MUNICH, Germany: The European Nurserystock Association (ENA) held its summer meeting in Germany’s southern-most region Bavaria between 1 until 4 September 2021. The delegates from 19 countries – Belgium, Bulgaria, Czech Republic, Finland, Denmark, Germany, France, Greece, Ireland, Italy, Spain, the Netherlands, Poland, Hungary Portugal, Serbia, Sweden, Switzerland and Turkey – convened for the summer meeting, hosted by the Bund deutscher Baumschulen (BDB – Association of German Nurseries). The ENA members discussed key issues and trends in Europe’s nursery stock industry.
Day one focused on the greater benefits of urban green spaces and the updated attendees about the progress with the ‘More Green Cities for Europe’ campaign.
Green Cities Europe is an EU-funded promotion project to inform people about the need, usefulness, and advantages of adding more plants in European towns and cities. The programme’s progress was noted, which now has a website available in the languages of the 13 target countries: www.thegreencities.eu. The group also worked on the final process of the second edition of the European Green Cities Award, which already has candidates from ten countries.
One of the topics of the meetings was Brexit. A representative of the legal team of the European Commission explained the details of the implementation of the Agreement on the withdrawal of the United Kingdom of Great Britain and Northern Ireland from the European Union, answered questions and collected the improvements proposed by European nurserymen, mainly the enhancement of the pre-export certificate to optimise and speed up the process of obtaining the Phytosanitary Certificate when the exporter and the producer are from two different member states. Another topic covered by the General Assembly was the update of the International Plant Names Lists. The books of the new edition 2021-2025 of the list of names of woody plants and the list of names of perennials will be published later this month.
The delegates reported an exceptional market situation across Europe. A relevant issue discussed by the general assembly was the lack of plants to meet the growing European demand. Fortunately, the booming demand contributes to an appreciable improvement in prices, which had been stagnant for years, and improved buying and selling relationships. Customers are avoiding last-minute purchases, and increasing production under growing contracts to ensure the availability of the plants needed for future projects.

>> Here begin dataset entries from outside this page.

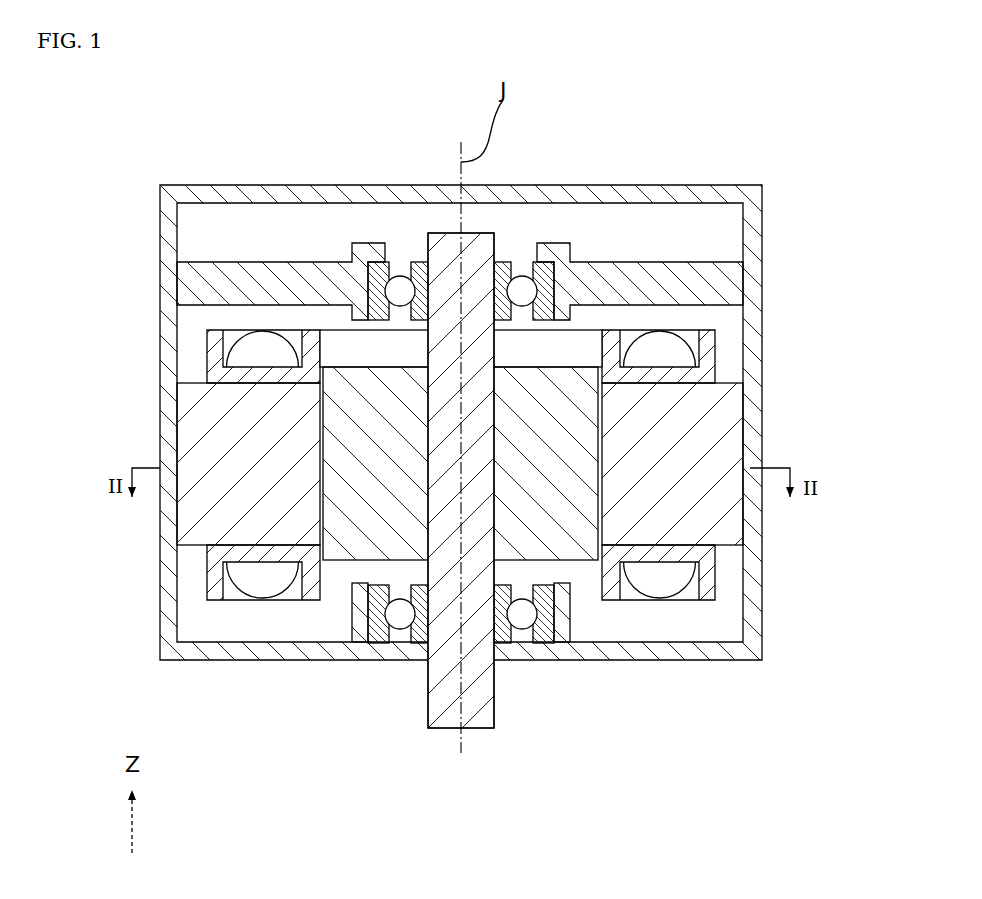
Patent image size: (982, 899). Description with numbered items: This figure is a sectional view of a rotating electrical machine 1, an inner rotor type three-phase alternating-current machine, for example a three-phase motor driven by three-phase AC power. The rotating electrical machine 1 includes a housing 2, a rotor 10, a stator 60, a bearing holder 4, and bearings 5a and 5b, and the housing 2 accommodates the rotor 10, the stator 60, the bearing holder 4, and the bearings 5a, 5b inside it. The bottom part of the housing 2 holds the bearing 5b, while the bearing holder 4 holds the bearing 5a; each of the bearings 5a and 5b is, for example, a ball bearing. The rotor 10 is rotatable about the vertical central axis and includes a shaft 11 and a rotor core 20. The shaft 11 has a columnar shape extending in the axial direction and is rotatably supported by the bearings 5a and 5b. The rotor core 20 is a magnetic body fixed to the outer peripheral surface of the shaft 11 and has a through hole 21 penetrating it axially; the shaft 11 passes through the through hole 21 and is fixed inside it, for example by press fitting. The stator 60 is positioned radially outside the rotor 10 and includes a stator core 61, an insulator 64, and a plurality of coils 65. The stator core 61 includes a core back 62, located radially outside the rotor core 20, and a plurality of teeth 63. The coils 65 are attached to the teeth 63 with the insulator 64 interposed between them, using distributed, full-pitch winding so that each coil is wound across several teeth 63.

The rotating electrical machine 1 is at (703, 84).
The housing 2 is at (644, 195).
The bearing holder 4 is at (605, 270).
The bearing 5a is at (400, 286).
The bearing 5b is at (400, 625).
The rotor 10 is at (586, 582).
The shaft 11 is at (490, 698).
The rotor core 20 is at (341, 580).
The through hole 21 is at (493, 512).
The stator 60 is at (740, 375).
The stator core 61 is at (847, 423).
The core back 62 is at (733, 518).
The teeth 63 is at (682, 430).
The insulator 64 is at (712, 347).
The coils 65 is at (668, 348).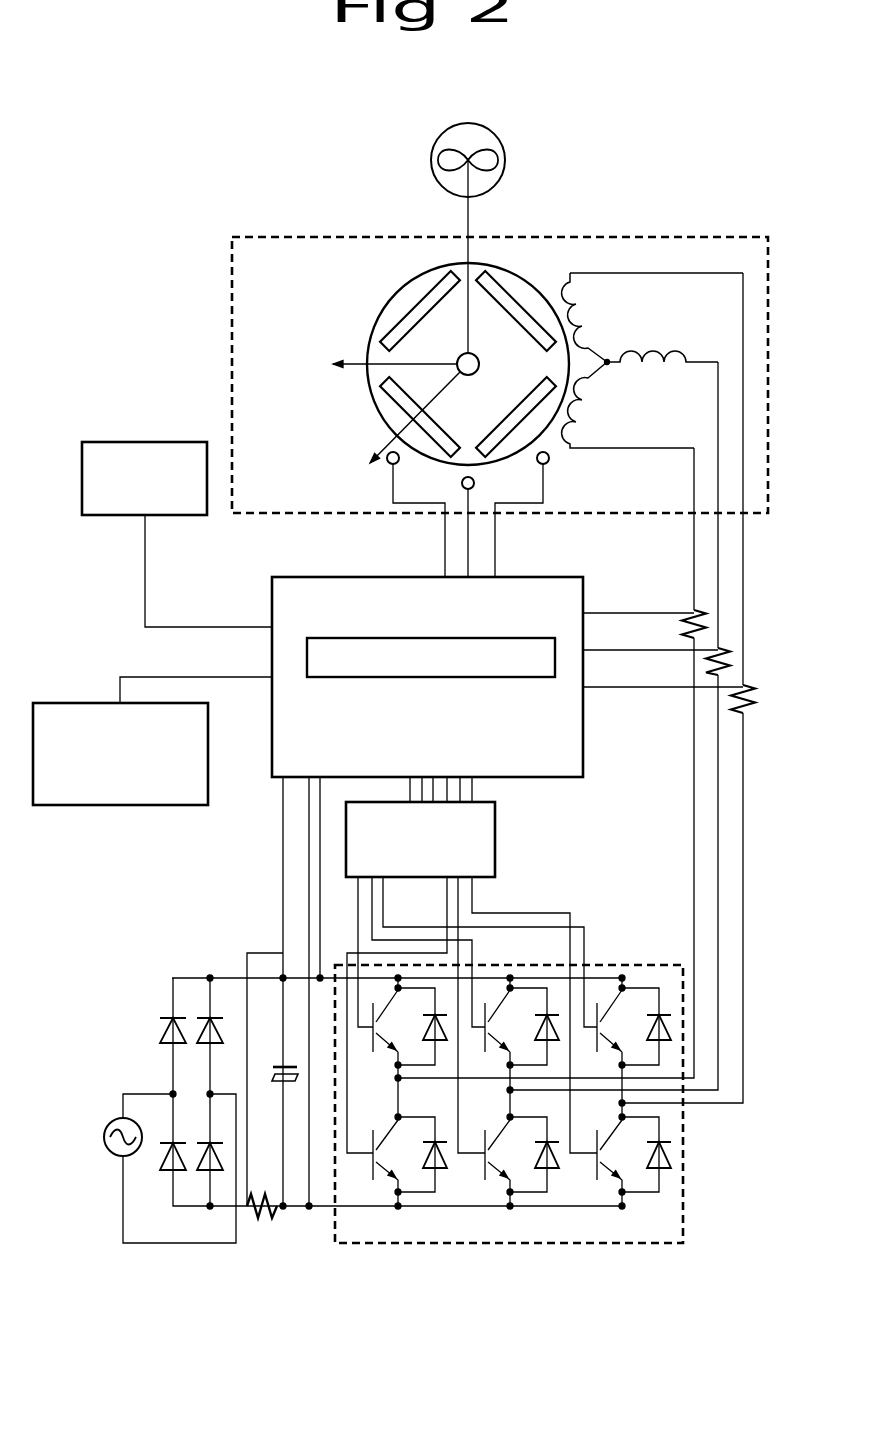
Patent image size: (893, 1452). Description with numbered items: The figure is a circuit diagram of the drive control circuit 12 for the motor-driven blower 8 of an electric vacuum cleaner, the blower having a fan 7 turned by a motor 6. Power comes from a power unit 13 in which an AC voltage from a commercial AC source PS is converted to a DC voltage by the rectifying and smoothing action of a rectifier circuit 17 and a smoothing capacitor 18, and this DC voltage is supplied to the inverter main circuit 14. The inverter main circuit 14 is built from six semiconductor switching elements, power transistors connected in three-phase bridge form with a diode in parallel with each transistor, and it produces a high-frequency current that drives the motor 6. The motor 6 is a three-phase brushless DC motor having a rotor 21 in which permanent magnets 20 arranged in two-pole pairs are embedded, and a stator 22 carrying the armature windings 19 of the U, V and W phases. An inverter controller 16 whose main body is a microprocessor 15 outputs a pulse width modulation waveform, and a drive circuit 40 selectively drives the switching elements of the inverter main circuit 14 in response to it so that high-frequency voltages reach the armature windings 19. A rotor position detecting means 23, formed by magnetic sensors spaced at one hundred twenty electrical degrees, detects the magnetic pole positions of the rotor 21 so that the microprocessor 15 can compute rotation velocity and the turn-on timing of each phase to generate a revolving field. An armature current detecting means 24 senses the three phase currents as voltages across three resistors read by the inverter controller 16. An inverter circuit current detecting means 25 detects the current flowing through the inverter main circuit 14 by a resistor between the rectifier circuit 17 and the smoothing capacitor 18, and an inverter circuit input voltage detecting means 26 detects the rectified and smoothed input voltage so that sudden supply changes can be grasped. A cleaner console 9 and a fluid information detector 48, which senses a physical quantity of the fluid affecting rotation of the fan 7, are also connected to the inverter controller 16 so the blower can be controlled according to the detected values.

The motor 6 is at (258, 237).
The fan 7 is at (447, 134).
The motor-driven blower 8 is at (203, 270).
The cleaner console 9 is at (95, 442).
The drive control circuit 12 is at (702, 1243).
The power unit 13 is at (142, 1250).
The inverter main circuit 14 is at (372, 1243).
The microprocessor 15 is at (557, 663).
The inverter controller 16 is at (520, 574).
The rectifier circuit 17 is at (148, 1017).
The smoothing capacitor 18 is at (296, 1082).
The armature windings 19 is at (682, 345).
The permanent magnets 20 is at (392, 390).
The rotor 21 is at (372, 388).
The stator 22 is at (640, 263).
The rotor position detecting means 23 is at (355, 522).
The armature current detecting means 24 is at (770, 682).
The inverter circuit current detecting means 25 is at (253, 1253).
The inverter circuit input voltage detecting means 26 is at (281, 787).
The drive circuit 40 is at (496, 848).
The fluid information detector 48 is at (70, 703).
The commercial AC source PS is at (100, 1133).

The General Assembly meeting ended with the election of the new board that will guide the ENA association for the next two years. Mr Henk Raaijmakers was elected President, replacing Mr Jan-Dieter Bruns, who has chaired the association for three years. Mr Tim Van Hulle was elected Vice President, and Mr Willy De Nolf was re-elected as Treasurer. The new President thanked Mr Bruns for his achievements during these years, especially since the COVID, and added, “you inspired me with your work and surprised me with your contacts with everybody, everywhere”. Mr Jan-Dieter Bruns, the outgoing President, concluded in his final speech, “it’s been a pleasure serving the European nurseries as President for three years; we have had a great cooperation in the board, and I wish the best success to the new board and all European nurseries”.
The work meetings were followed by different lectures, starting with the current situation in the German nursery sector by Mr Helmut Selders, President of the BdB – the German Nurseries Association – followed by ‘What are the requirements of the garden and landscape industry for nursery suppliers?’ by Mr Mathias Forster of Forster Garten- und Landschaftsbau, and ‘Garden Center – generation next!’ by Oliver Haller, Chief Purchasing Officer of Dehner Garden Centre.
The programme was rounded off by visits to the garden centre and the Grün Logistik of Dehner garden centres, the largest garden centres chain in Germany, the garden centres and nurseries Garten-Land Wohlhüter in Gundelfingen, Haage Baumschule in Leipheim, Gartencenter Kölle in Munich and the garden and landscape construction company Gaissmaier Garten- und Landschaftsbau in Freising. Also in Freising, at the Fachhochschule Weihenstephan (University of Applied Science) ENA visited Weihenstephan Gardens and Arboretum guided by their technical director Ulrike Leyhe. Finally, renowned landscape architect Rainer Schmidt, designing green on several continents, gave the ENA delegates a dynamic guided tour of Munich’s essential gardens and urban and landscape interest areas.